Once finished you will select the heaviest shaft in your lot. Using a slow
setting good glue like Duco Cement or a twenty four hour Epoxy or any
other good glue, you will place a thin dab around the base of the nock
and insert it all the way in as far as it can go. If necessary use a table or
hard surface with a nock insertion tool to insure the nock is firmly and
uniformly seated. Immediately wipe any glue residue from around the
Now weigh the shaft and record this exact number.
This is the exact weight you will use on all other shafts to achieve your
final weight for each arrow. This will be achieved by adding just a little
extra glue to each of the other nocks during the insertion process.
Remember the first shaft you did was the heaviest, so all others are
lighter by varying amounts. When using a gram scale I like to keep all
arrows within a quarter of a gram between the heaviest and lightest in a
batch. On a grain scale there is a conversion, but I don’t have it off the
top of my head, but its easy enough to look it up. Konrad can probably
quote it better than I, so maybe he’ll respond after reading this.
Step 12 - Now screw in your 85 grain field points and let all the arrows glue dry for
24 hours while they stand.
You now have a set of fully matched arrows with matched spines, properly indexed nocks and weight matched finished shafts. The only other factor associated with the shafts that we can’t address is the straightness factor. A straightness of .003 is not optimal, but if you can shoot almost same hole groups at 50 yards with them, you should be able to now shoot consistent sub 3 inch groups at 100 yards, no matter what arrow you select from your completed lot. The tighter your sorting and weighing parameters are, the tighter your groups will be.
This is a time consuming process, but it’s been used successfully for many years by our top competitive archers. Don’t ever believe that anybody is just born with the ability to consistently shoot ultra tight groups unless they or somebody else they know has tuned their equipment to support their shooting abilities.

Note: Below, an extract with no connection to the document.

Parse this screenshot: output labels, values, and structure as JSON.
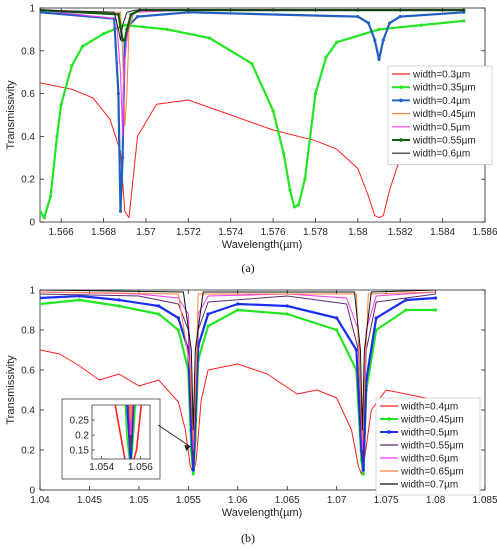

Last, if you’re wondering if all this work is necessary, I’ll leave you with one final thought and from this you can decide for yourself.
There’s an old saying that goes “Good Enough is the arch enemy of Better and Best”! If you believe these words to be true then the information above is for you. If you disagree with this statement then you don’t need any of this nonsense and can continue happily shooting what you have.

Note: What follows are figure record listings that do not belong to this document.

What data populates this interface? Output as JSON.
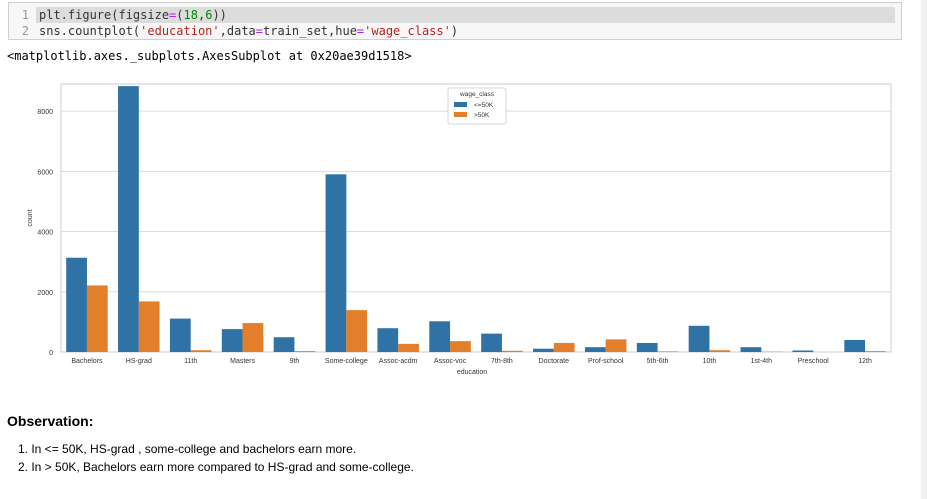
{
  "code_cell": {
    "lines": [
      {
        "number": "1"
      },
      {
        "number": "2"
      }
    ],
    "line1_tokens": [
      "plt.figure(figsize",
      "=",
      "(",
      "18",
      ",",
      "6",
      "))"
    ],
    "line2_tokens": [
      "sns.countplot(",
      "'education'",
      ",data",
      "=",
      "train_set,hue",
      "=",
      "'wage_class'",
      ")"
    ]
  },
  "output": {
    "text": "<matplotlib.axes._subplots.AxesSubplot at 0x20ae39d1518>"
  },
  "chart_data": {
    "type": "bar",
    "xlabel": "education",
    "ylabel": "count",
    "ylim": [
      0,
      8900
    ],
    "yticks": [
      0,
      2000,
      4000,
      6000,
      8000
    ],
    "grid": true,
    "legend": {
      "title": "wage_class",
      "placement": "top-center"
    },
    "categories": [
      "Bachelors",
      "HS-grad",
      "11th",
      "Masters",
      "9th",
      "Some-college",
      "Assoc-acdm",
      "Assoc-voc",
      "7th-8th",
      "Doctorate",
      "Prof-school",
      "5th-6th",
      "10th",
      "1st-4th",
      "Preschool",
      "12th"
    ],
    "series": [
      {
        "name": "<=50K",
        "color": "#2e72a6",
        "values": [
          3130,
          8830,
          1110,
          760,
          490,
          5900,
          790,
          1020,
          610,
          110,
          160,
          300,
          870,
          160,
          50,
          400
        ]
      },
      {
        "name": ">50K",
        "color": "#e37f2a",
        "values": [
          2210,
          1680,
          60,
          960,
          30,
          1390,
          270,
          360,
          40,
          300,
          420,
          20,
          60,
          10,
          0,
          30
        ]
      }
    ]
  },
  "observation": {
    "title": "Observation:",
    "items": [
      "1. In <= 50K, HS-grad , some-college and bachelors earn more.",
      "2. In > 50K, Bachelors earn more compared to HS-grad and some-college."
    ]
  }
}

Well-written Jon. Once you know the steps to take, it takes longer to read this article than to complete a set. It might seem overkill, but this is only for those who want to squeeze all the accuracy that can be had out of your TAC. Keep your eyes open over the next month. I will be doing a video to verify our results.
I'm sure everyone who took the time to read this lengthy article realizes this did not take 5 minutes to put together. Jon should be applauded for his efforts here. Well-done Jon, thank you.
I am sure all will agree your investment of time and money is well appreciated.
As in so many other marksmanship pursuits, consistency is the key to success.
One gram is equal to 15.43 grains (You have gotten to know me well).
Thanks again and everyone always remember to be safe and have fun,
“The rifle itself has no moral stature, since it has no will of its own. Naturally, it may be used by evil men for evil purposes, but there are more good men than evil, and while the latter can not be persuaded to the path of righteousness by propaganda, they can certainly be corrected by good men with rifles.”